Seeking the idol in order to prevent further calamity caused by the vengeful ghost of John DeFoe, Trilby finds that the idol has been purchased by professor Abed Chahal, who has put it on display along with other artifacts in the Clanbronwyn Hotel on Clanbronwyn Island. Trilby, assuming the false identity of antiques dealer Terence Railby, travels to the hotel in order to talk the professor into selling it to him, that it may be locked away from others. The professor agrees to let Trilby have the idol after the conclusion of the antiques fair; in the meantime, it is being held in the hotel's safe. As they talk, Matthew DeFoe's painting is mentioned, and Trilby remembers seeing it in the hotel lobby. He leaves the room to head for the lobby; however, he is influenced by his negative thoughts, causing the reality to shift, transporting Trilby to a dark, grisly and haunted parallel version of the Clanbronwyn Hotel. Exploring the dark hotel, Trilby comes across an envelope from Peter Lenkmann, an agent of the Ministry of Occultism whom he met earlier. Inside the envelope is a bottle of tranquilizers, which Trilby ingests to ease his mind and return to the light world. Trilby cracks the hotel safe, but finds no idol within. Traveling between the dark and light worlds, Trilby uncovers the history of the idol by touching relevant objects; the tree from which it was created once held the soul of Cabadath, a Celtic druid who attempted to summon the pain elemental Chzo and make him his servant. Unfortunately for Cabadath, Chzo proved much too strong and instead, tranported him to his World of Magick.

Throughout many centuries, Cabadath was tortured and put through tremendous amounts of pain, transforming him into an elongated mockery of a man. His soul was placed in a tree growing where his house once stood. It was eventually cut down and its materials were used for several objects, such as The Unicorn, a harpsichord and crates for transport, all of which incurred the wrath of Cabadath. A rescued African slave, M'Bouta, unwittingly carves a wooden idol from an O'Malley shipping crate, causing his death at the hands of Cabadath. The idol eventually passed into the hands of the explorer Roderick DeFoe, who would later use it in an attempt to kill his despised other son. As a result, his son's spirit was sealed inside the idol, along with the spirit of Cabadath, making him Cabadath's servant wraith. In this moment, Roderick DeFoe's other son was made the Bridgekeeper, the one prophesized to be the creator of the bridge between the worlds of Magick and Technology when his Body, Soul and Mind are destroyed.

Underneath the dark hotel, Trilby finds the stump of the tree that held Cabadath's soul; the center of the reality shift, where there is a constant shift between the light and dark worlds.

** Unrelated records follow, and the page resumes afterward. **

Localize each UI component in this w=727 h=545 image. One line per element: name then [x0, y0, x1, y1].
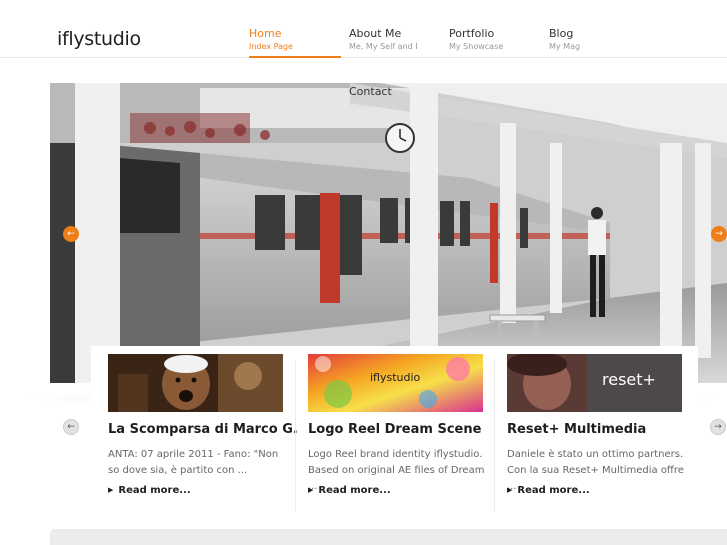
page: iflystudio Home Index Page About Me Me, …	[0, 0, 727, 545]
read-more-link[interactable]: ▶ Read more...	[108, 485, 191, 496]
nav-sublabel: My Showcase	[449, 42, 504, 51]
cards-next-button[interactable]: →	[710, 419, 726, 435]
read-more-link[interactable]: ▶ Read more...	[308, 485, 391, 496]
featured-posts: La Scomparsa di Marco G. ANTA: 07 aprile…	[91, 346, 698, 516]
nav-label: Contact	[349, 85, 392, 98]
nav-item-home[interactable]: Home Index Page	[249, 28, 341, 58]
site-logo[interactable]: iflystudio	[57, 28, 141, 50]
post-thumbnail[interactable]	[108, 354, 283, 412]
nav-label: Home	[249, 27, 282, 40]
thumb-caption: iflystudio	[370, 371, 421, 384]
post-title[interactable]: Logo Reel Dream Scene	[308, 422, 481, 437]
arrow-left-icon: ←	[67, 421, 75, 432]
nav-active-indicator	[249, 56, 341, 58]
nav-item-about[interactable]: About Me Me, My Self and I	[349, 28, 441, 58]
thumb-caption: reset+	[602, 370, 656, 389]
thumb-party-photo	[108, 354, 283, 412]
nav-item-contact[interactable]: Contact Catch Me!	[349, 86, 441, 116]
cards-prev-button[interactable]: ←	[63, 419, 79, 435]
post-card: reset+ Reset+ Multimedia Daniele è stato…	[490, 346, 690, 512]
hero-slide-image	[50, 83, 727, 383]
post-card: iflystudio Logo Reel Dream Scene Logo Re…	[291, 346, 491, 512]
nav-item-blog[interactable]: Blog My Mag	[549, 28, 641, 58]
post-thumbnail[interactable]: iflystudio	[308, 354, 483, 412]
nav-label: About Me	[349, 27, 402, 40]
arrow-right-icon: →	[714, 421, 722, 432]
triangle-right-icon: ▶	[308, 486, 314, 494]
arrow-right-icon: →	[715, 228, 723, 239]
nav-sublabel: Me, My Self and I	[349, 42, 418, 51]
nav-item-portfolio[interactable]: Portfolio My Showcase	[449, 28, 541, 58]
post-card: La Scomparsa di Marco G. ANTA: 07 aprile…	[91, 346, 298, 512]
read-more-label: Read more...	[118, 485, 191, 496]
nav-sublabel: Index Page	[249, 42, 293, 51]
post-title[interactable]: Reset+ Multimedia	[507, 422, 646, 437]
slider-next-button[interactable]: →	[711, 226, 727, 242]
site-header: iflystudio Home Index Page About Me Me, …	[0, 0, 727, 58]
triangle-right-icon: ▶	[108, 486, 114, 494]
triangle-right-icon: ▶	[507, 486, 513, 494]
read-more-label: Read more...	[517, 485, 590, 496]
arrow-left-icon: ←	[67, 228, 75, 239]
nav-sublabel: My Mag	[549, 42, 581, 51]
footer-bar	[50, 529, 727, 545]
post-title[interactable]: La Scomparsa di Marco G.	[108, 422, 298, 437]
nav-label: Portfolio	[449, 27, 495, 40]
post-thumbnail[interactable]: reset+	[507, 354, 682, 412]
train-station-photo	[50, 83, 727, 383]
nav-sublabel: Catch Me!	[349, 100, 390, 109]
slider-prev-button[interactable]: ←	[63, 226, 79, 242]
read-more-label: Read more...	[318, 485, 391, 496]
read-more-link[interactable]: ▶ Read more...	[507, 485, 590, 496]
nav-label: Blog	[549, 27, 574, 40]
post-excerpt: ANTA: 07 aprile 2011 - Fano: "Non so dov…	[108, 449, 279, 476]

Here, he encounters Lenkmann, who reveals himself to be an agent of the mysterious Order of Blessed Agonies, a masochistic pain cult who worship Chzo and work, in secret, to fulfill the prophecies. Seeking to bring Cabadath into the World of Technology, Lenkmann stabs Trilby, planning to use him as a sacrifice for Cabadath upon his arrival. Additionally, he reveals that it was he who took the idol, planning to return it to the tree from whence it came. In the meantime, however, Trilby dies, incurring the wrath of Cabadath, who takes his anger out on Lenkmann and leaves to assume leadership of the Order of Blessed Agonies. After being mysteriously revived, Trilby awakens next to the idol. With some help from the government, the idol along with John DeFoe's other possessions are launched into space, hopefully preventing them from causing more harm.